38陽会 岸本能宏氏

昭和24年夏。春の選抜大会2年連続出場という栄光を背負った37陽会を中心としたチームが夏の県予選3回戦市姫路に敗れたあと、私たち38陽会を軸にした新チームが発足し、私が主将に選ばれました。

そして、一日も早く旧チームのレベルに追いつきたい一心で夏休みを返上練習に明け暮れた。雨の少ない暑い夏だった。

終戦直後の二中 1年生3学期に入部以来、数々の思い出を綴ってきた野球部生活だったが最後の年は特に印象深く、二中創立以来初めての試みであった修学旅行も近畿大会予選のため参加せず、翌年夏の県予選準決勝で明石高に敗れるまでただひたすら野球に打ち込んだ私たちの青春がそこに濃縮されていた。

“男女七歳にして席を同じうせず”という教育を受けて育った私たちにとって県四との合併により兵庫高校として男女共学が実現した事は衝撃的な出来事であった。女生徒との自然な付き合い方が分からず、あえて背を向けて野球だけに集中したふりをしていたが、神戸高との定期戦の全校応援で大勢の女生徒の見守るなかでプレーしたときの晴れがましさなど今思い出すと気恥ずかしい思いがする。

あれから半世紀が過ぎ、仲間も皆ビジネスの第一線を退いている。今も年に数回集まっているが昔のままの徒名で呼び合っているが、そこには青春の残滓が残っているのを感じる。

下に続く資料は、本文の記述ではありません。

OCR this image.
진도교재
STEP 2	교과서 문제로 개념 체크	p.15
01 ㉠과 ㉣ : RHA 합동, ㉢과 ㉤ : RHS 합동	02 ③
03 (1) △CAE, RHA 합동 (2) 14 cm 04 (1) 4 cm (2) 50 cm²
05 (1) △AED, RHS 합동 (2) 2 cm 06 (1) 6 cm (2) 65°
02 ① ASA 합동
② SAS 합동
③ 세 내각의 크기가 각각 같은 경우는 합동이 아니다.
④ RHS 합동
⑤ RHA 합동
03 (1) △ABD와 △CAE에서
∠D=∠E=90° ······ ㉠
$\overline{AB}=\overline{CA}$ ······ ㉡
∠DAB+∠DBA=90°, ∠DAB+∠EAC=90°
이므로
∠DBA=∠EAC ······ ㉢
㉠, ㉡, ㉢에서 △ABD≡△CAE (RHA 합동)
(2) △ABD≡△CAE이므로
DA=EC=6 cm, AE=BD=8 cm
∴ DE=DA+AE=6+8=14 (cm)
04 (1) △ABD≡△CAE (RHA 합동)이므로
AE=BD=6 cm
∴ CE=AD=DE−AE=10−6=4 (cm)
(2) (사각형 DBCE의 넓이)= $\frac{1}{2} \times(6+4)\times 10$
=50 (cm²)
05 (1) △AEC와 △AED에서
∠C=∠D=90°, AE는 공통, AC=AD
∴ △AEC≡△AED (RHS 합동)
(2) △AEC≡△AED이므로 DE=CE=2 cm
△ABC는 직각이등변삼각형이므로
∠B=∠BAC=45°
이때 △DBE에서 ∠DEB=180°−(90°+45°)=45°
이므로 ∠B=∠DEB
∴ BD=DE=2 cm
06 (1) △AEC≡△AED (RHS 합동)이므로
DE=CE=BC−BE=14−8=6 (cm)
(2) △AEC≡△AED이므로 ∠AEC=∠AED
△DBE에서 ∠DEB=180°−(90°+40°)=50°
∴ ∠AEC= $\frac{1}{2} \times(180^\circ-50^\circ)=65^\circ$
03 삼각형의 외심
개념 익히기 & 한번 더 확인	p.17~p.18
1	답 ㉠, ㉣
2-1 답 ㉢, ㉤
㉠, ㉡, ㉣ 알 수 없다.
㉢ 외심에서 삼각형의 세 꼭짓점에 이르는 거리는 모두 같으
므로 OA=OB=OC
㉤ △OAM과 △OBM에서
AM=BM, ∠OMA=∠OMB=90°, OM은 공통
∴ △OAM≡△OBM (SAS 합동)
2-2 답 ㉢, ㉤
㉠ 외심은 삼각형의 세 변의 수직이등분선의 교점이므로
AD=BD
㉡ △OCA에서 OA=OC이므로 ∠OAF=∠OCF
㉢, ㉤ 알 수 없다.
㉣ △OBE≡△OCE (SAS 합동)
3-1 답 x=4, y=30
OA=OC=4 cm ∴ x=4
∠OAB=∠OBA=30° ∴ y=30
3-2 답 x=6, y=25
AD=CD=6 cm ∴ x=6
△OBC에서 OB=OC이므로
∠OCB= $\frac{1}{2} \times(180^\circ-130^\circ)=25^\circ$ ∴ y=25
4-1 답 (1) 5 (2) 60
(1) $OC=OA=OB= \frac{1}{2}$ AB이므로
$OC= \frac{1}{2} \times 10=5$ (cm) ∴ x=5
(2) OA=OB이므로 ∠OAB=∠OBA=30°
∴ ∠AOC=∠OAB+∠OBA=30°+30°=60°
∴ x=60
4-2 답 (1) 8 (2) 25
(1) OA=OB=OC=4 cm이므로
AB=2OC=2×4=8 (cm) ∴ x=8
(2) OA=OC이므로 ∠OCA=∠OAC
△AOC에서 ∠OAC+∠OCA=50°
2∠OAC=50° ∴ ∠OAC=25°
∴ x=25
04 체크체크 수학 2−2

 選抜大会をテレビ観戦しながら、身体的にも技術的にも私たちのころより遥かに進歩した球児がボールを追いかけ、グラウンドを駆け回る姿に昔の自分をオーバーラップさせてしまうのは私だけではないだろう。今一度《HYOGO》のマークを胸につけた選手たちがテレビに写る日を夢見ている。